How did a virtual voice assistant learn to be so sly?
The answer is Natural Language Processing, a subcategory of artificial intelligence.
Sounds futuristic, yet Natural Language Processing is already deeply integrated into our lives. You'll find it in chatbots, search engines, voice-to-text, and something you may use everyday - predictive text messaging.
First, what is a “Natural" Language?
This is any written or spoken language that has evolved naturally in humans through use and repetition. This also includes sign language!
So Natural Language Processing is pushing computers to analyze and “understand” our human language.
The n-gram Model
The n-gram model looks at n number of previous words typed and suggests the most probable next word based on past data. This is an older style of text prediction, but still commonly used.
(# of times (previousWord currentWord )) / (# of times previousWord)
One of the most powerful ways of text prediction is through Word Embedding. Word embedding is the collective name for a set of language modeling and feature learning techniques in natural language processing where words or phrases from the vocabulary are mapped to vectors of real numbers which can use various algorithms to find its nearest neighbor.
This allows our model to learn a more meaningful representation of each word.
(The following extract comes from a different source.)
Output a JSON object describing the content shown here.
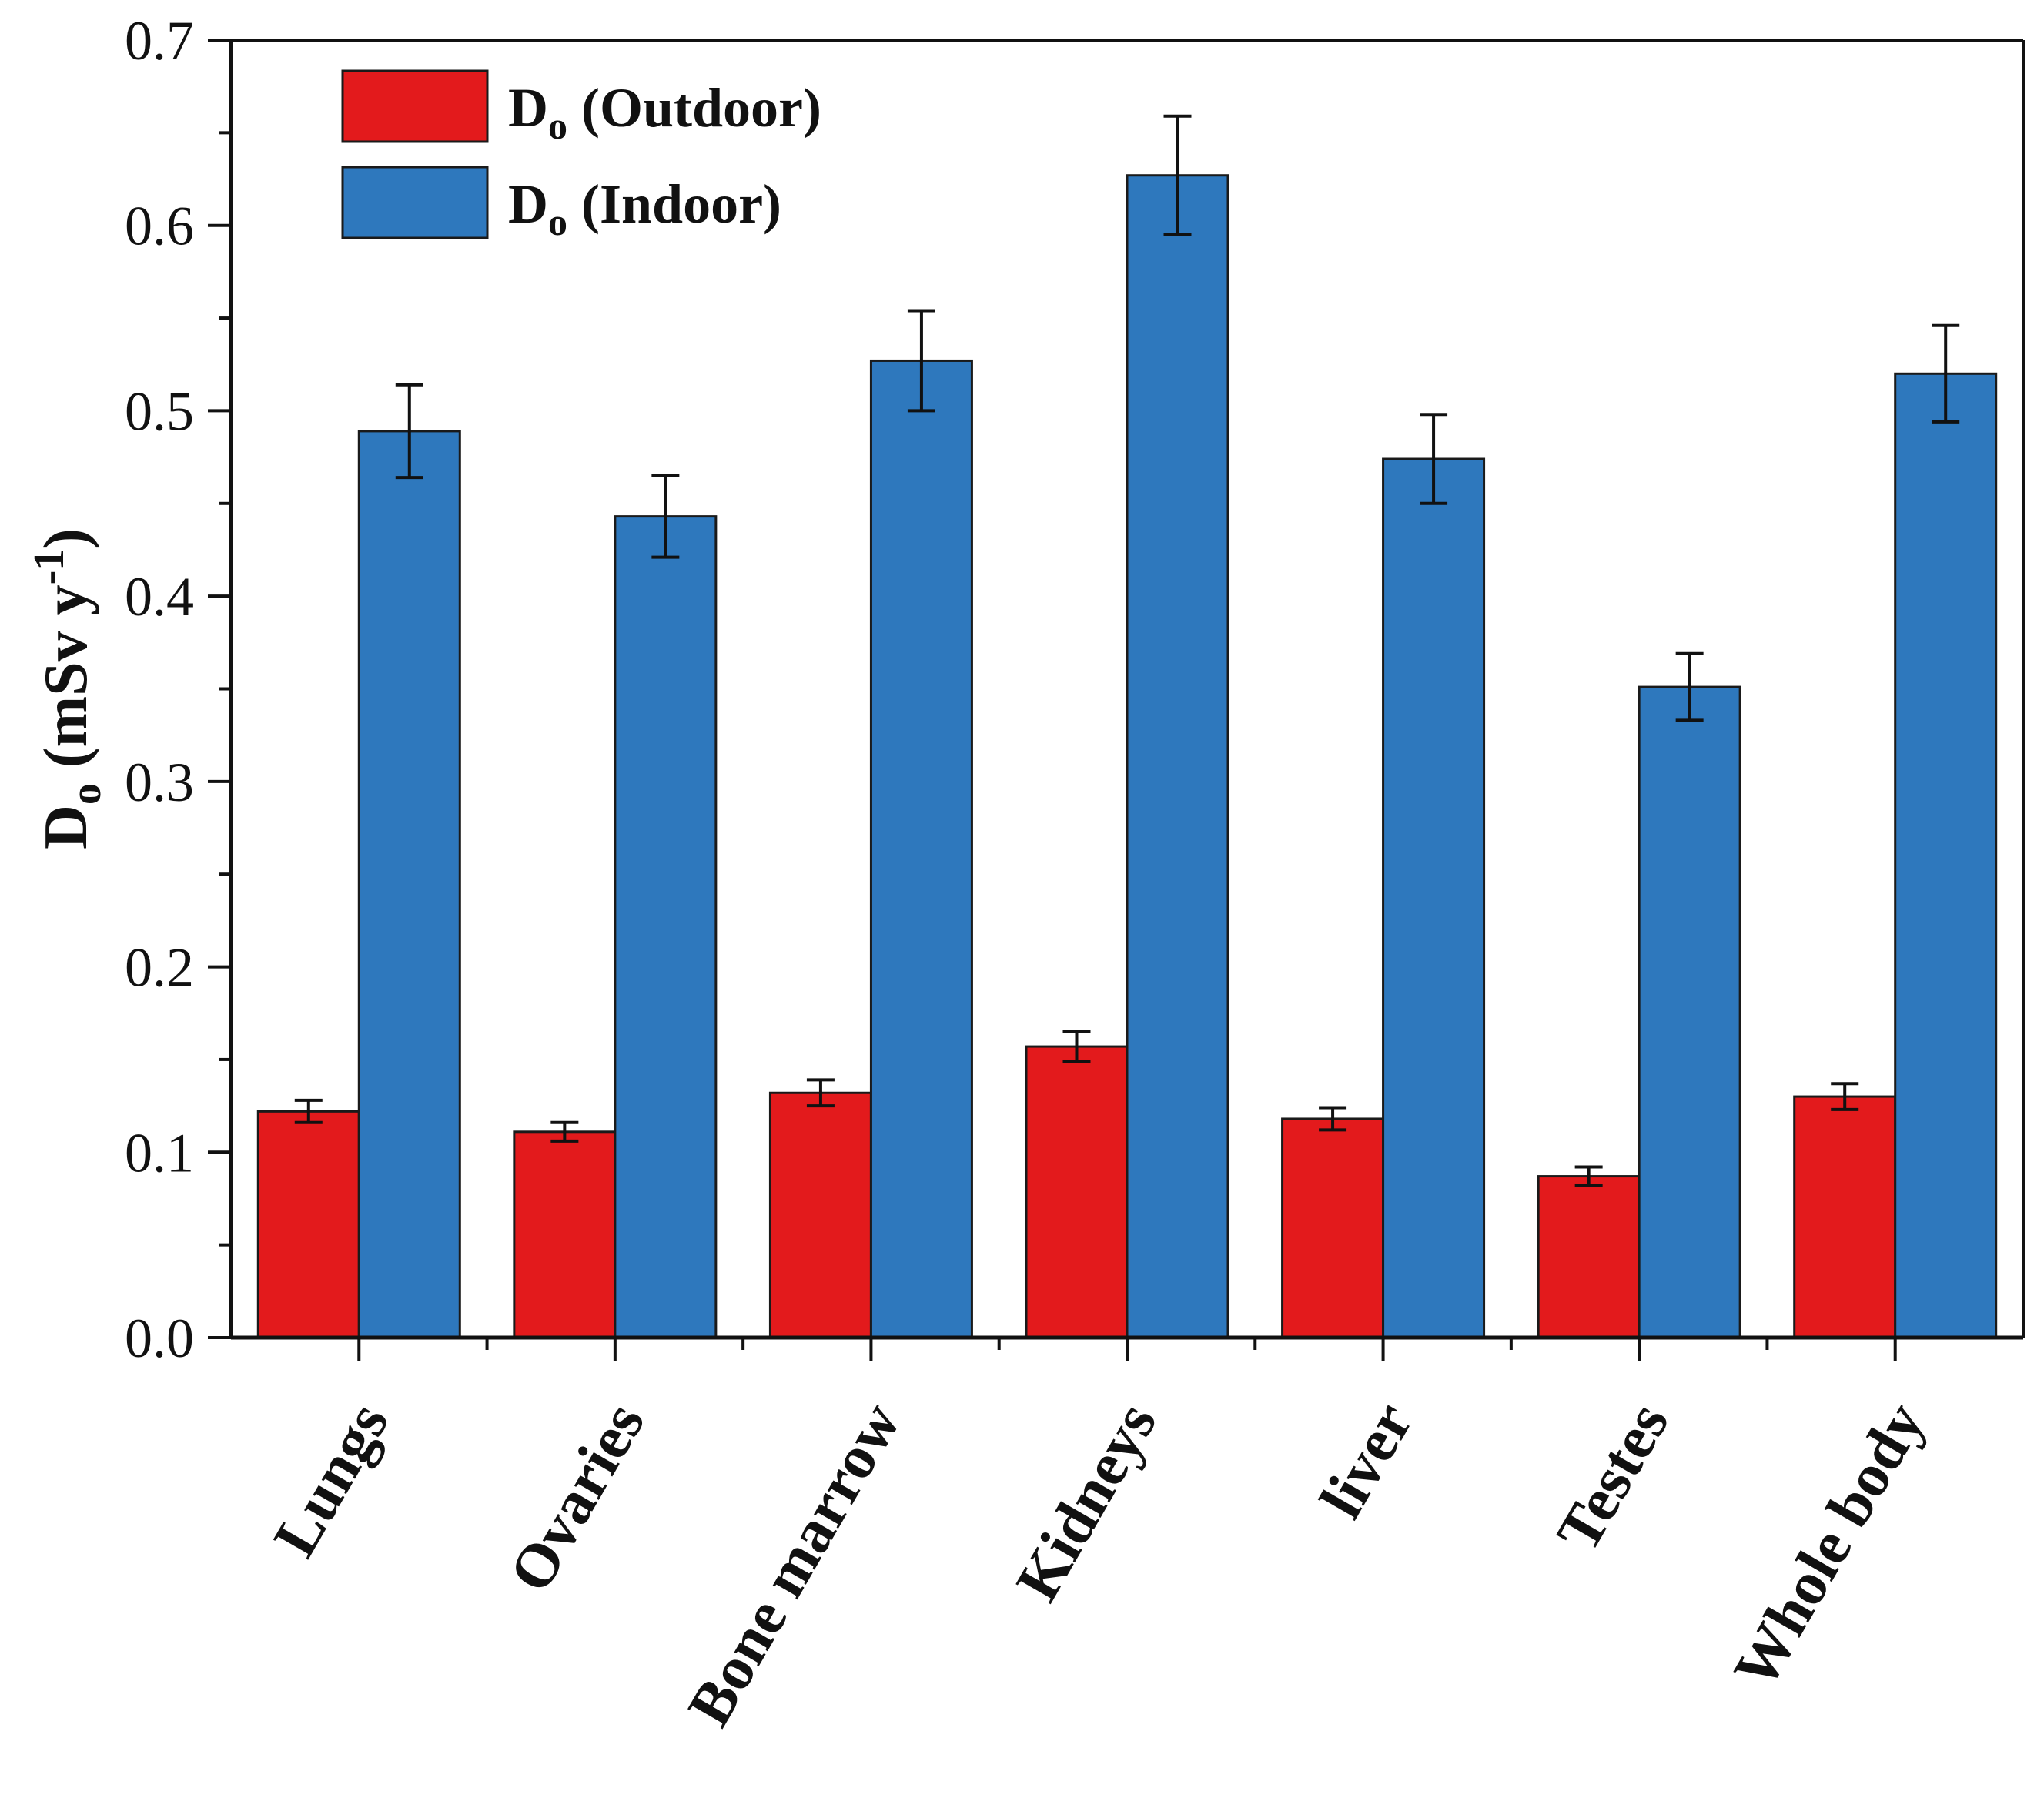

A large enough applied dataset can capture relations such as tense, plural, gender, thematic relatedness, and many more.
Word Embedding overlaps with Machine Learning and Deep Learning, as large databases are processed and each word has association and relevancy in language to its neighbor. The text prediction is less random resulting in more human-like language.
A prediction accuracy between these two models is seen when Swiftkey switched from n-gram database to a "neural network" or deep learning model in 2016.
How much of what we say is conveyed with body language? We're sensitive creatures. We express our emotions in tone and posture, not just with our words. We say things we don't mean, we exaggerate.
Powerful indications of our intention include facial expressions, posture, gestures, and eye contact. This is where we'd have to add computer vision to our AI model. But this article is about language. ;)
Abstract language includes sarcastic remarks, metaphors, exaggerations. This results in machines just “missing the point”. It would be a lot easier to process human language if it was all based on simple grammar rules like using “s” to signify the plurality! Much of what determines content is context-specific, culturally constructed, and difficult to describe in an explicit set of rules.
Can you teach a machine to recognzie sarcasm?
The DeepMoji MIT Project has one entertaining and surprisingly accurate answer. DeepMoji is a model that sifts through a dataset of 1.2 billion tweets to learn about the emotional concepts in text like sarcasm and irony based on the emojis responses.
The algorithm created by MIT computer science researchers detects sarcasm in tweets better than humans. The human group appropriately identified emotions in messages 76.1 percent of the time. DeepMoji accurately read the emotions 82.4 percent of the time. 
It's machine brain could provide chatbots with a more nuanced understanding of emotional context. You can participate in the project at https://deepmoji.mit.edu/.
Race and Gender Bias
Language is one of the most powerful means through which sexism and gender discrimination are perpetrated and reproduced. By not carefully considering our approach to Natural Language Processing, bots will replicate our great and terrible attributes.
A disaster example of this was Microsoft's AI chatbot, Tay. Released onto Twitter in 2016, Tay was intended to mimic the language patterns of a 19 year old American girl and learn and respond to interactions. It went from "humans are super cool" to spewing racist and genocidal tweets and taken offline only 16 hours after launch.
As engineers, building applications and working with datasets, we need to be cognizant of where our data is coming from, how its collected, and any potential biases.
The methods to mitigate gender and race bias in NLP are relatively new.  One way of approaching this problem is from a data visualization perspective. By visualizing how the model groups the data (with tools like TensorFlow for example), we can get an idea of what the model thinks are similar and dissimilar data points and potentially identify bias.
One question I'll leave you to ponder on is what other ways can we neutralize bias in Natural Language Processing?